While rent-control increases for 2013 are set to be capped at 2.5% for Ontario and 3.8% for B.C., newer-build condominiums in the former are largely exempt from those limits, something not all investors know.
“I think part of the challenge is that a lot of current smaller investor-owners aren’t aware of the permutations of the Residential Tenancies Act in terms of the latitude they have to increase rents beyond rent control,” says Somers.
That ignorance comes at a cost to the bottom-line of many investors, increasingly dependent on rental increases to meet cash flow expectations.
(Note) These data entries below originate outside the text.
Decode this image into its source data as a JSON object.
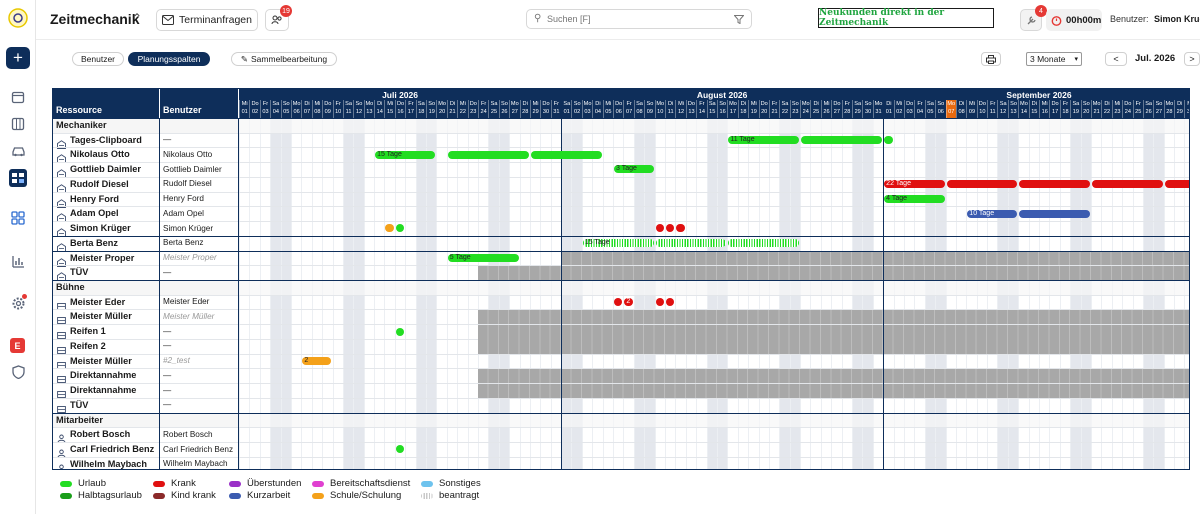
{
  "app": {
    "title": "Zeitmechanik"
  },
  "header": {
    "terminanfragen": "Terminanfragen",
    "bell_badge": "19",
    "search_placeholder": "Suchen [F]",
    "promo": "Neukunden direkt in der Zeitmechanik",
    "notif_badge": "4",
    "timer": "00h00m",
    "user_label": "Benutzer:",
    "user_name": "Simon Krug"
  },
  "toolbar": {
    "tab_users": "Benutzer",
    "tab_columns": "Planungsspalten",
    "bulk_edit": "Sammelbearbeitung",
    "range": "3 Monate",
    "period": "Jul. 2026",
    "prev": "<",
    "next": ">"
  },
  "grid": {
    "col_resource": "Ressource",
    "col_user": "Benutzer",
    "start_date": "2026-07-01",
    "months": [
      {
        "label": "Juli 2026",
        "days": 31
      },
      {
        "label": "August 2026",
        "days": 31
      },
      {
        "label": "September 2026",
        "days": 30
      }
    ],
    "weekday_labels": [
      "Mo",
      "Di",
      "Mi",
      "Do",
      "Fr",
      "Sa",
      "So"
    ],
    "today": "2026-09-07",
    "rows": [
      {
        "type": "group",
        "label": "Mechaniker"
      },
      {
        "type": "res",
        "icon": "building",
        "name": "Tages-Clipboard",
        "user": "—"
      },
      {
        "type": "res",
        "icon": "building",
        "name": "Nikolaus Otto",
        "user": "Nikolaus Otto"
      },
      {
        "type": "res",
        "icon": "building",
        "name": "Gottlieb Daimler",
        "user": "Gottlieb Daimler"
      },
      {
        "type": "res",
        "icon": "building",
        "name": "Rudolf Diesel",
        "user": "Rudolf Diesel"
      },
      {
        "type": "res",
        "icon": "building",
        "name": "Henry Ford",
        "user": "Henry Ford"
      },
      {
        "type": "res",
        "icon": "building",
        "name": "Adam Opel",
        "user": "Adam Opel"
      },
      {
        "type": "res",
        "icon": "building",
        "name": "Simon Krüger",
        "user": "Simon Krüger"
      },
      {
        "type": "res",
        "icon": "building",
        "name": "Berta Benz",
        "user": "Berta Benz",
        "sep_top": true
      },
      {
        "type": "res",
        "icon": "building",
        "name": "Meister Proper",
        "user": "Meister Proper",
        "user_muted": true,
        "sep_top": true,
        "grey_from": "2026-08-01"
      },
      {
        "type": "res",
        "icon": "building",
        "name": "TÜV",
        "user": "—",
        "grey_from": "2026-07-24"
      },
      {
        "type": "group",
        "label": "Bühne"
      },
      {
        "type": "res",
        "icon": "lift",
        "name": "Meister Eder",
        "user": "Meister Eder"
      },
      {
        "type": "res",
        "icon": "lift",
        "name": "Meister Müller",
        "user": "Meister Müller",
        "user_muted": true,
        "grey_from": "2026-07-24"
      },
      {
        "type": "res",
        "icon": "lift",
        "name": "Reifen 1",
        "user": "—",
        "grey_from": "2026-07-24"
      },
      {
        "type": "res",
        "icon": "lift",
        "name": "Reifen 2",
        "user": "—",
        "grey_from": "2026-07-24"
      },
      {
        "type": "res",
        "icon": "lift",
        "name": "Meister Müller",
        "user": "#2_test",
        "user_muted": true
      },
      {
        "type": "res",
        "icon": "lift",
        "name": "Direktannahme",
        "user": "—",
        "grey_from": "2026-07-24"
      },
      {
        "type": "res",
        "icon": "lift",
        "name": "Direktannahme",
        "user": "—",
        "grey_from": "2026-07-24"
      },
      {
        "type": "res",
        "icon": "lift",
        "name": "TÜV",
        "user": "—"
      },
      {
        "type": "group",
        "label": "Mitarbeiter"
      },
      {
        "type": "res",
        "icon": "person",
        "name": "Robert Bosch",
        "user": "Robert Bosch"
      },
      {
        "type": "res",
        "icon": "person",
        "name": "Carl Friedrich Benz",
        "user": "Carl Friedrich Benz"
      },
      {
        "type": "res",
        "icon": "person",
        "name": "Wilhelm Maybach",
        "user": "Wilhelm Maybach"
      }
    ],
    "bars": [
      {
        "row": 1,
        "start": "2026-09-01",
        "end": "2026-09-01",
        "color": "#22dd22",
        "label": ""
      },
      {
        "row": 1,
        "start": "2026-08-17",
        "end": "2026-08-23",
        "color": "#22dd22",
        "label": "11 Tage"
      },
      {
        "row": 1,
        "start": "2026-08-24",
        "end": "2026-08-31",
        "color": "#22dd22",
        "label": ""
      },
      {
        "row": 2,
        "start": "2026-07-14",
        "end": "2026-07-19",
        "color": "#22dd22",
        "label": "15 Tage"
      },
      {
        "row": 2,
        "start": "2026-07-21",
        "end": "2026-07-28",
        "color": "#22dd22",
        "label": ""
      },
      {
        "row": 2,
        "start": "2026-07-29",
        "end": "2026-08-04",
        "color": "#22dd22",
        "label": ""
      },
      {
        "row": 3,
        "start": "2026-08-06",
        "end": "2026-08-09",
        "color": "#22dd22",
        "label": "3 Tage"
      },
      {
        "row": 4,
        "start": "2026-09-01",
        "end": "2026-09-06",
        "color": "#e01010",
        "label": "22 Tage",
        "light": true
      },
      {
        "row": 4,
        "start": "2026-09-07",
        "end": "2026-09-13",
        "color": "#e01010",
        "label": ""
      },
      {
        "row": 4,
        "start": "2026-09-14",
        "end": "2026-09-20",
        "color": "#e01010",
        "label": ""
      },
      {
        "row": 4,
        "start": "2026-09-21",
        "end": "2026-09-27",
        "color": "#e01010",
        "label": ""
      },
      {
        "row": 4,
        "start": "2026-09-28",
        "end": "2026-09-30",
        "color": "#e01010",
        "label": ""
      },
      {
        "row": 5,
        "start": "2026-09-01",
        "end": "2026-09-06",
        "color": "#22dd22",
        "label": "4 Tage"
      },
      {
        "row": 6,
        "start": "2026-09-09",
        "end": "2026-09-13",
        "color": "#3b5bb0",
        "label": "10 Tage",
        "light": true
      },
      {
        "row": 6,
        "start": "2026-09-14",
        "end": "2026-09-20",
        "color": "#3b5bb0",
        "label": ""
      },
      {
        "row": 7,
        "start": "2026-07-15",
        "end": "2026-07-15",
        "color": "#f4a11a",
        "label": ""
      },
      {
        "row": 7,
        "start": "2026-07-16",
        "end": "2026-07-16",
        "color": "#22dd22",
        "label": ""
      },
      {
        "row": 7,
        "start": "2026-08-10",
        "end": "2026-08-10",
        "color": "#e01010",
        "label": ""
      },
      {
        "row": 7,
        "start": "2026-08-11",
        "end": "2026-08-11",
        "color": "#e01010",
        "label": ""
      },
      {
        "row": 7,
        "start": "2026-08-12",
        "end": "2026-08-12",
        "color": "#e01010",
        "label": ""
      },
      {
        "row": 8,
        "start": "2026-08-03",
        "end": "2026-08-09",
        "color": "#22dd22",
        "label": "15 Tage",
        "striped": true
      },
      {
        "row": 8,
        "start": "2026-08-10",
        "end": "2026-08-16",
        "color": "#22dd22",
        "label": "",
        "striped": true
      },
      {
        "row": 8,
        "start": "2026-08-17",
        "end": "2026-08-23",
        "color": "#22dd22",
        "label": "",
        "striped": true
      },
      {
        "row": 9,
        "start": "2026-07-21",
        "end": "2026-07-27",
        "color": "#22dd22",
        "label": "5 Tage"
      },
      {
        "row": 12,
        "start": "2026-08-06",
        "end": "2026-08-06",
        "color": "#e01010",
        "label": ""
      },
      {
        "row": 12,
        "start": "2026-08-07",
        "end": "2026-08-07",
        "color": "#e01010",
        "label": "2",
        "light": true
      },
      {
        "row": 12,
        "start": "2026-08-10",
        "end": "2026-08-10",
        "color": "#e01010",
        "label": ""
      },
      {
        "row": 12,
        "start": "2026-08-11",
        "end": "2026-08-11",
        "color": "#e01010",
        "label": ""
      },
      {
        "row": 14,
        "start": "2026-07-16",
        "end": "2026-07-16",
        "color": "#22dd22",
        "label": ""
      },
      {
        "row": 16,
        "start": "2026-07-07",
        "end": "2026-07-09",
        "color": "#f4a11a",
        "label": "2"
      },
      {
        "row": 22,
        "start": "2026-07-16",
        "end": "2026-07-16",
        "color": "#22dd22",
        "label": ""
      }
    ]
  },
  "legend": [
    {
      "label": "Urlaub",
      "color": "#22dd22"
    },
    {
      "label": "Halbtagsurlaub",
      "color": "#1a9e1a"
    },
    {
      "label": "Krank",
      "color": "#e01010"
    },
    {
      "label": "Kind krank",
      "color": "#8b2a2a"
    },
    {
      "label": "Überstunden",
      "color": "#9b30c8"
    },
    {
      "label": "Kurzarbeit",
      "color": "#3b5bb0"
    },
    {
      "label": "Bereitschaftsdienst",
      "color": "#e040d0"
    },
    {
      "label": "Schule/Schulung",
      "color": "#f4a11a"
    },
    {
      "label": "Sonstiges",
      "color": "#6ec3ee"
    },
    {
      "label": "beantragt",
      "color": "#c8c8c8"
    }
  ],
  "icons": [
    "logo-icon",
    "add-icon",
    "calendar-icon",
    "columns-icon",
    "car-icon",
    "planner-icon",
    "dashboard-icon",
    "chart-icon",
    "gear-icon",
    "e-badge-icon",
    "shield-icon"
  ]
}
“We’re getting to a point right now where a lot of these small investors are counting on the financing costs of carrying their units being offset, if not almost entirely, by the rents they can command,” says Somers. “The market, overall, given rent control, is getting close in some places where that might not be feasible, especially as mortgage rates increase.
“So, some of these small investors are potentially getting caught in a bit of a squeeze.”
It may fall to their real estate professionals to keep them out of that crucible, says Somers.
“Brokers should be engaging in an active dialogue with their clients around what is and isn’t acceptable from a Residential Tenancies Act point of view,” he says, “We’re always trying to act in our clients’ best interest relative to commanding what the market will bear for them as a return on their investment.”